RDC-Rwanda : le boycott de la tripartite de Luanda par Paul Kagame peut s’expliquer
Le boycott de la tripartite de Luanda par le président rwandais Paul Kagame représente plusieurs risques dans les efforts de rétablissement de la paix et de la sécurité à l’Est de la République démocratique du Congo. Excepté la poursuite des combats entre les FARDC et les rebelles du M23, ce boycott impacte aussi le processus de Luanda lui-même, qui n’arrive pas à trouver de réponse au statut du M23. De l’analyse de Fréderic Amani, consultant en relations internationales également chercheur associé en faculté de sciences politiques de l’Université de Lubumbashi, plusieurs raisons peuvent expliquer l’attitude de Paul Kagame.
Trois principales hypothèses peuvent expliquer l’attitude du président rwandais Paul Kagame, explique Fréderic Amani.
C’est d’abord la série de déclarations des autorités de Kinshasa vis-à-vis de Kigali. « Je pense que c’est une réponse que le président Kagame a réservée aux différentes déclarations des autorités congolaises. Il vous souviendra qu’il y a quelque temps, le président congolais Félix Tshisekedi avait dit qu’il ne rencontrerait plus jamais son homologue ici sur terre et que la rencontre se ferait au ciel. Il y a quelque temps aussi, le ministre d’État, ministre de la Justice, Constant Moutamba, disait qu’il met en place une somme de récompense à quiconque attrapera le président rwandais afin de le déférer devant les instances internationales. Et aussi, il y a une déclaration congolaise comme quoi, à partir de Goma, on peut toucher Kigali, une déclaration perçue comme une menace de guerre. Est-ce qu’à partir de ces propos, le président Kagame s’est fait une idée de boycotter les sommets de Luanda ? Ça, on ne sait pas », affirme-t-il.

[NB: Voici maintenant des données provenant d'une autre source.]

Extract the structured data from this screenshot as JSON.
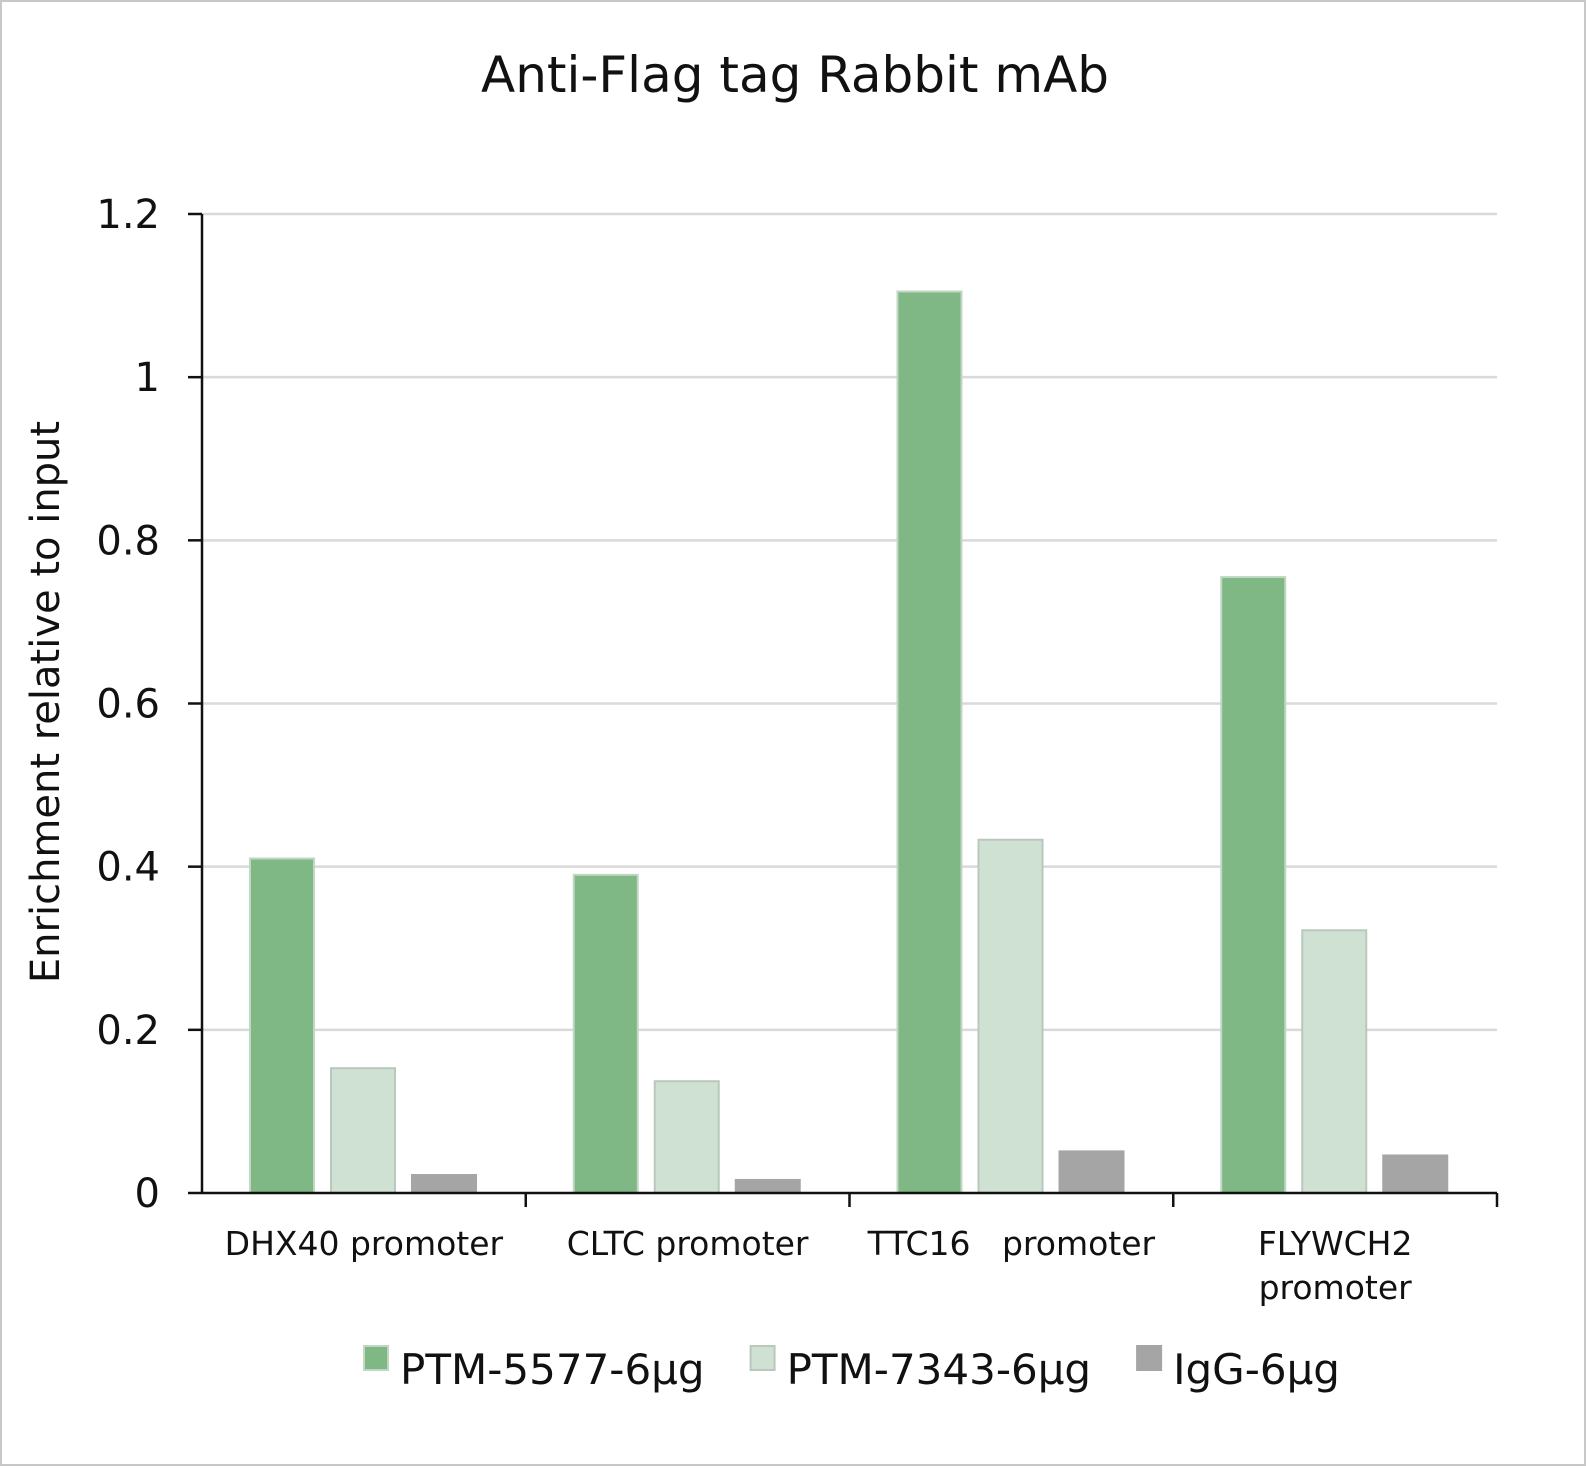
{
  "chart_data": {
    "type": "bar",
    "title": "Anti-Flag tag Rabbit mAb",
    "ylabel": "Enrichment relative to input",
    "xlabel": "",
    "ylim": [
      0,
      1.2
    ],
    "yticks": [
      "0",
      "0.2",
      "0.4",
      "0.6",
      "0.8",
      "1",
      "1.2"
    ],
    "grid": true,
    "legend_position": "bottom",
    "categories": [
      [
        "DHX40 promoter"
      ],
      [
        "CLTC promoter"
      ],
      [
        "TTC16   promoter"
      ],
      [
        "FLYWCH2",
        "promoter"
      ]
    ],
    "series": [
      {
        "name": "PTM-5577-6μg",
        "color": "#7fb785",
        "edge": "#c2d6c4",
        "values": [
          0.41,
          0.39,
          1.105,
          0.755
        ]
      },
      {
        "name": "PTM-7343-6μg",
        "color": "#cfe1d3",
        "edge": "#b9c7bc",
        "values": [
          0.153,
          0.137,
          0.433,
          0.322
        ]
      },
      {
        "name": "IgG-6μg",
        "color": "#a5a5a5",
        "edge": "#a5a5a5",
        "values": [
          0.022,
          0.016,
          0.051,
          0.046
        ]
      }
    ]
  }
}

Au deuxième niveau, poursuit le chercheur, le boycott de Paul Kagame pourrait être une stratégie de négociation consistant à contraindre Kinshasa à accepter les pourparlers avec le M23.
« Pour Kigali, il faut que Kinshasa négocie directement avec le M23, alors que Kinshasa ne veut pas entendre parler de négociations avec un groupe qu’il a qualifié de terroriste. »
L’annulation de la tripartite du dimanche 15 décembre peut aussi révéler les failles ou l’inefficacité du processus de Luanda, qui n’impose pas de recommandations coercitives aux parties prenantes de ce conflit. « Elle est l’illustration du manque de volonté des acteurs impliqués, dans la mesure où, en coopération internationale, on compte aussi sur la bonne foi et la bonne volonté des acteurs », conclut Fréderic Amani, qui note, par ailleurs, que tout cela profite au M23, qui se réorganise pour accélérer son offensive. Une fois maître du terrain, il sera en position de force pour contraindre Kinshasa à négocier avec lui.